Trigger per (die, waveguide type, width) group

We group the device analysis JSONs by all three dimensions at once. Grouping by (die, waveguide_type, width_nm) works because all three were set as tags at upload time. Without tags, assembling the right files for each fit group would require parsing filenames or querying a separate database. Each group has six files (one per spiral length), and each group gets its own pipeline job.

analysis_files = client.query_files(
    name="*_analysis.json",
    tags=["project:tutorial_spirals", user],
).groupby("die", "waveguide_type", "width_nm")
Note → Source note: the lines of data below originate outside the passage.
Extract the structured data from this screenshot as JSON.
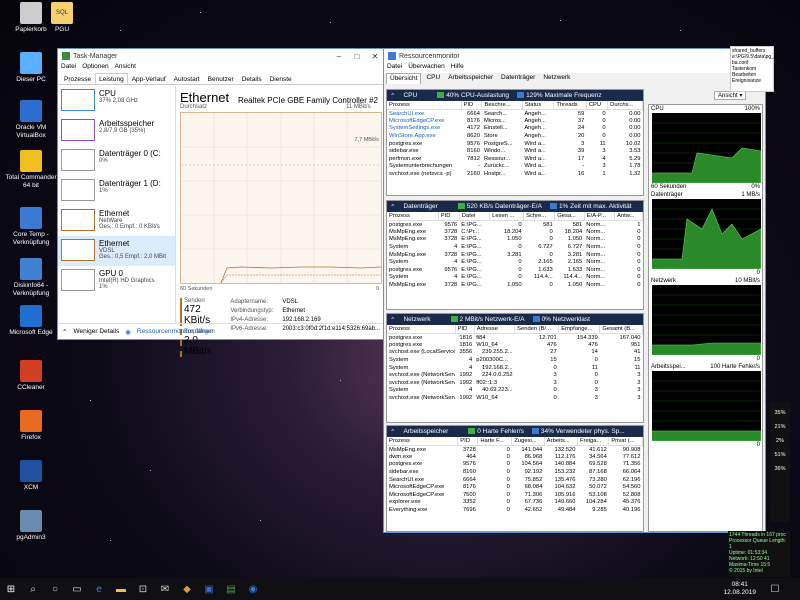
{
  "desktop": {
    "icons": [
      {
        "label": "Papierkorb",
        "color": "#ccc"
      },
      {
        "label": "Dieser PC",
        "color": "#5ab0ff"
      },
      {
        "label": "Oracle VM VirtualBox",
        "color": "#2a6fd0"
      },
      {
        "label": "Total Commander 64 bit",
        "color": "#f0c020"
      },
      {
        "label": "Core Temp - Verknüpfung",
        "color": "#3a7ad0"
      },
      {
        "label": "Diskinfo64 - Verknüpfung",
        "color": "#4080d0"
      },
      {
        "label": "Microsoft Edge",
        "color": "#1f6fd0"
      },
      {
        "label": "CCleaner",
        "color": "#d04020"
      },
      {
        "label": "Firefox",
        "color": "#e86a20"
      },
      {
        "label": "XCM",
        "color": "#2050a0"
      },
      {
        "label": "pgAdmin3",
        "color": "#6a8ab0"
      }
    ],
    "top_icon": {
      "label": "PGU",
      "badge": "SQL"
    }
  },
  "taskmgr": {
    "title": "Task-Manager",
    "menu": [
      "Datei",
      "Optionen",
      "Ansicht"
    ],
    "tabs": [
      "Prozesse",
      "Leistung",
      "App-Verlauf",
      "Autostart",
      "Benutzer",
      "Details",
      "Dienste"
    ],
    "side": [
      {
        "t1": "CPU",
        "t2": "37% 2,08 GHz"
      },
      {
        "t1": "Arbeitsspeicher",
        "t2": "2,8/7,9 GB (35%)"
      },
      {
        "t1": "Datenträger 0 (C:",
        "t2": "0%"
      },
      {
        "t1": "Datenträger 1 (D:",
        "t2": "1%"
      },
      {
        "t1": "Ethernet",
        "t2": "NetWare",
        "t3": "Ges.: 0 Empf.: 0 KBit/s"
      },
      {
        "t1": "Ethernet",
        "t2": "VDSL",
        "t3": "Ges.: 0,5 Empf.: 2,0 MBit"
      },
      {
        "t1": "GPU 0",
        "t2": "Intel(R) HD Graphics",
        "t3": "1%"
      }
    ],
    "main": {
      "heading": "Ethernet",
      "device": "Realtek PCIe GBE Family Controller #2",
      "chart_label": "Durchsatz",
      "chart_max": "11 MBit/s",
      "chart_mid": "7,7 MBit/s",
      "time_label": "60 Sekunden",
      "time_end": "0",
      "send_label": "Senden",
      "send_value": "472 KBit/s",
      "recv_label": "Empfangen",
      "recv_value": "2,0 MBit/s",
      "props": [
        {
          "k": "Adaptername:",
          "v": "VDSL"
        },
        {
          "k": "Verbindungstyp:",
          "v": "Ethernet"
        },
        {
          "k": "IPv4-Adresse:",
          "v": "192.168.2.169"
        },
        {
          "k": "IPv6-Adresse:",
          "v": "2003:c3:0f0d:2f1d:e114:5326:69ab..."
        }
      ]
    },
    "footer": {
      "less": "Weniger Details",
      "resmon": "Ressourcenmonitor öffnen"
    }
  },
  "resmon": {
    "title": "Ressourcenmonitor",
    "menu": [
      "Datei",
      "Überwachen",
      "Hilfe"
    ],
    "tabs": [
      "Übersicht",
      "CPU",
      "Arbeitsspeicher",
      "Datenträger",
      "Netzwerk"
    ],
    "ansicht": "Ansicht",
    "cpu": {
      "name": "CPU",
      "s1": "40% CPU-Auslastung",
      "s2": "129% Maximale Frequenz",
      "cols": [
        "Prozess",
        "PID",
        "Beschre...",
        "Status",
        "Threads",
        "CPU",
        "Durchs..."
      ],
      "rows": [
        [
          "SearchUI.exe",
          "6664",
          "Search...",
          "Angeh...",
          "59",
          "0",
          "0.00"
        ],
        [
          "MicrosoftEdgeCP.exe",
          "8176",
          "Micros...",
          "Angeh...",
          "37",
          "0",
          "0.00"
        ],
        [
          "SystemSettings.exe",
          "4172",
          "Einstell...",
          "Angeh...",
          "24",
          "0",
          "0.00"
        ],
        [
          "WinStore.App.exe",
          "8620",
          "Store",
          "Angeh...",
          "20",
          "0",
          "0.00"
        ],
        [
          "postgres.exe",
          "9576",
          "PostgreS...",
          "Wird a...",
          "3",
          "11",
          "10.02"
        ],
        [
          "sidebar.exe",
          "8160",
          "Windo...",
          "Wird a...",
          "39",
          "3",
          "3.53"
        ],
        [
          "perfmon.exe",
          "7812",
          "Ressour...",
          "Wird a...",
          "17",
          "4",
          "5.29"
        ],
        [
          "Systemunterbrechungen",
          "-",
          "Zurückc...",
          "Wird a...",
          "-",
          "3",
          "1.78"
        ],
        [
          "svchost.exe (netsvcs -p)",
          "2160",
          "Hostpr...",
          "Wird a...",
          "16",
          "1",
          "1.32"
        ]
      ]
    },
    "disk": {
      "name": "Datenträger",
      "s1": "520 KB/s Datenträger-E/A",
      "s2": "1% Zeit mit max. Aktivität",
      "cols": [
        "Prozess",
        "PID",
        "Datei",
        "Lesen ...",
        "Schre...",
        "Gesa...",
        "E/A-P...",
        "Antw..."
      ],
      "rows": [
        [
          "postgres.exe",
          "9576",
          "E:\\PG...",
          "0",
          "581",
          "581",
          "Norm...",
          "1"
        ],
        [
          "MsMpEng.exe",
          "3728",
          "C:\\Pr...",
          "18.204",
          "0",
          "18.204",
          "Norm...",
          "0"
        ],
        [
          "MsMpEng.exe",
          "3728",
          "E:\\PG...",
          "1.050",
          "0",
          "1.050",
          "Norm...",
          "0"
        ],
        [
          "System",
          "4",
          "E:\\PG...",
          "0",
          "6.727",
          "6.727",
          "Norm...",
          "0"
        ],
        [
          "MsMpEng.exe",
          "3728",
          "E:\\PG...",
          "3.281",
          "0",
          "3.281",
          "Norm...",
          "0"
        ],
        [
          "System",
          "4",
          "E:\\PG...",
          "0",
          "2.165",
          "2.165",
          "Norm...",
          "0"
        ],
        [
          "postgres.exe",
          "9576",
          "E:\\PG...",
          "0",
          "1.633",
          "1.633",
          "Norm...",
          "0"
        ],
        [
          "System",
          "4",
          "E:\\PG...",
          "0",
          "114.4...",
          "114.4...",
          "Norm...",
          "0"
        ],
        [
          "MsMpEng.exe",
          "3728",
          "E:\\PG...",
          "1.050",
          "0",
          "1.050",
          "Norm...",
          "0"
        ]
      ]
    },
    "net": {
      "name": "Netzwerk",
      "s1": "2 MBit/s Netzwerk-E/A",
      "s2": "0% Netzwerklast",
      "cols": [
        "Prozess",
        "PID",
        "Adresse",
        "Senden (B/...",
        "Empfange...",
        "Gesamt (B..."
      ],
      "rows": [
        [
          "postgres.exe",
          "1816",
          "fi84",
          "12.701",
          "154.339",
          "167.040"
        ],
        [
          "postgres.exe",
          "1816",
          "W10_64",
          "476",
          "476",
          "951"
        ],
        [
          "svchost.exe (LocalServiceAndNo...",
          "3556",
          "239.255.2...",
          "27",
          "14",
          "41"
        ],
        [
          "System",
          "4",
          "p200300C...",
          "15",
          "0",
          "15"
        ],
        [
          "System",
          "4",
          "192.168.2...",
          "0",
          "11",
          "11"
        ],
        [
          "svchost.exe (NetworkService -p)",
          "1992",
          "224.0.0.252",
          "3",
          "0",
          "3"
        ],
        [
          "svchost.exe (NetworkService -p)",
          "1992",
          "ff02::1:3",
          "3",
          "0",
          "3"
        ],
        [
          "System",
          "4",
          "40.69.223...",
          "0",
          "3",
          "3"
        ],
        [
          "svchost.exe (NetworkService -p)",
          "1992",
          "W10_64",
          "0",
          "3",
          "3"
        ]
      ]
    },
    "mem": {
      "name": "Arbeitsspeicher",
      "s1": "0 Harte Fehler/s",
      "s2": "34% Verwendeter phys. Sp...",
      "cols": [
        "Prozess",
        "PID",
        "Harte F...",
        "Zugesi...",
        "Arbeits...",
        "Freiga...",
        "Privat (..."
      ],
      "rows": [
        [
          "MsMpEng.exe",
          "3728",
          "0",
          "141.044",
          "132.520",
          "41.612",
          "90.908"
        ],
        [
          "dwm.exe",
          "464",
          "0",
          "86.968",
          "112.176",
          "34.564",
          "77.612"
        ],
        [
          "postgres.exe",
          "9576",
          "0",
          "104.564",
          "140.884",
          "69.528",
          "71.356"
        ],
        [
          "sidebar.exe",
          "8160",
          "0",
          "92.192",
          "153.232",
          "87.168",
          "66.064"
        ],
        [
          "SearchUI.exe",
          "6664",
          "0",
          "75.852",
          "135.476",
          "73.280",
          "62.196"
        ],
        [
          "MicrosoftEdgeCP.exe",
          "8176",
          "0",
          "68.084",
          "104.632",
          "50.072",
          "54.560"
        ],
        [
          "MicrosoftEdgeCP.exe",
          "7500",
          "0",
          "71.306",
          "105.916",
          "53.108",
          "52.808"
        ],
        [
          "explorer.exe",
          "3352",
          "0",
          "67.736",
          "149.660",
          "104.284",
          "45.376"
        ],
        [
          "Everything.exe",
          "7696",
          "0",
          "42.652",
          "49.484",
          "9.285",
          "40.196"
        ]
      ]
    },
    "graphs": [
      {
        "label": "CPU",
        "max": "100%",
        "bottom_l": "60 Sekunden",
        "bottom_r": "0%"
      },
      {
        "label": "Datenträger",
        "max": "1 MB/s",
        "bottom_l": "",
        "bottom_r": "0"
      },
      {
        "label": "Netzwerk",
        "max": "10 MBit/s",
        "bottom_l": "",
        "bottom_r": "0"
      },
      {
        "label": "Arbeitsspei...",
        "max": "100 Harte Fehler/s",
        "bottom_l": "",
        "bottom_r": "0"
      }
    ]
  },
  "side_note": {
    "lines": [
      "shared_buffers",
      "e:\\PG\\9.5\\data\\pg_h",
      "ba.conf",
      "Tastenkom",
      "Bearbeiten",
      "Ereignisanze"
    ]
  },
  "gadget": {
    "lines": [
      "1744 Threads in 167 proc",
      "Processor Queue Length: 1",
      "Uptime: 01:53:34",
      "Network: 12:50 41",
      "Maxima-Time 15:5",
      "© 2015 by Intel"
    ]
  },
  "rgad": {
    "values": [
      "35%",
      "21%",
      "2%",
      "51%",
      "36%"
    ]
  },
  "clock": {
    "time": "08:41",
    "date": "12.08.2019"
  }
}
print(f"Found {len(analysis_files)} (die, type, width) groups")

job_ids = []
for group_key, files in tqdm(analysis_files.items()):
    input_ids = [f["id"] for f in files]
    triggered = client.trigger_pipeline("spiral_propagation_loss", input_ids)
    job_ids.extend(triggered["job_ids"])

print(f"Triggered {len(job_ids)} die analysis jobs")
Found 24 (die, type, width) groups



  0%|          | 0/24 [00:00<?, ?it/s]


Triggered 24 die analysis jobs
jobs = client.wait_for_jobs(job_ids)
print(f"All jobs complete. Statuses: {set(j['status'] for j in jobs)}")
  0%|          | 0/24 [00:00<?, ?it/s]


All jobs complete. Statuses: {'success'}

View a sample result

die_plots = client.query_files(name="propagation_loss_*.png", tags=["project:tutorial_spirals", user])
print(f"Found {len(die_plots)} propagation loss plots")

if die_plots:
    img = Image.open(client.download_file(die_plots[0]["id"]))
    display(img.resize((530, 400)))
Found 24 propagation loss plots

png

What's next?

Each (die, waveguide type, width) combination now has a JSON with the fitted propagation loss in dB/cm and the die coordinates. Notebooks 5 and 6 aggregate these into spatial wafer maps — notebook 5 for rib waveguides, notebook 6 for ridge waveguides — so you can see whether loss is uniform across the wafer or shows a systematic gradient.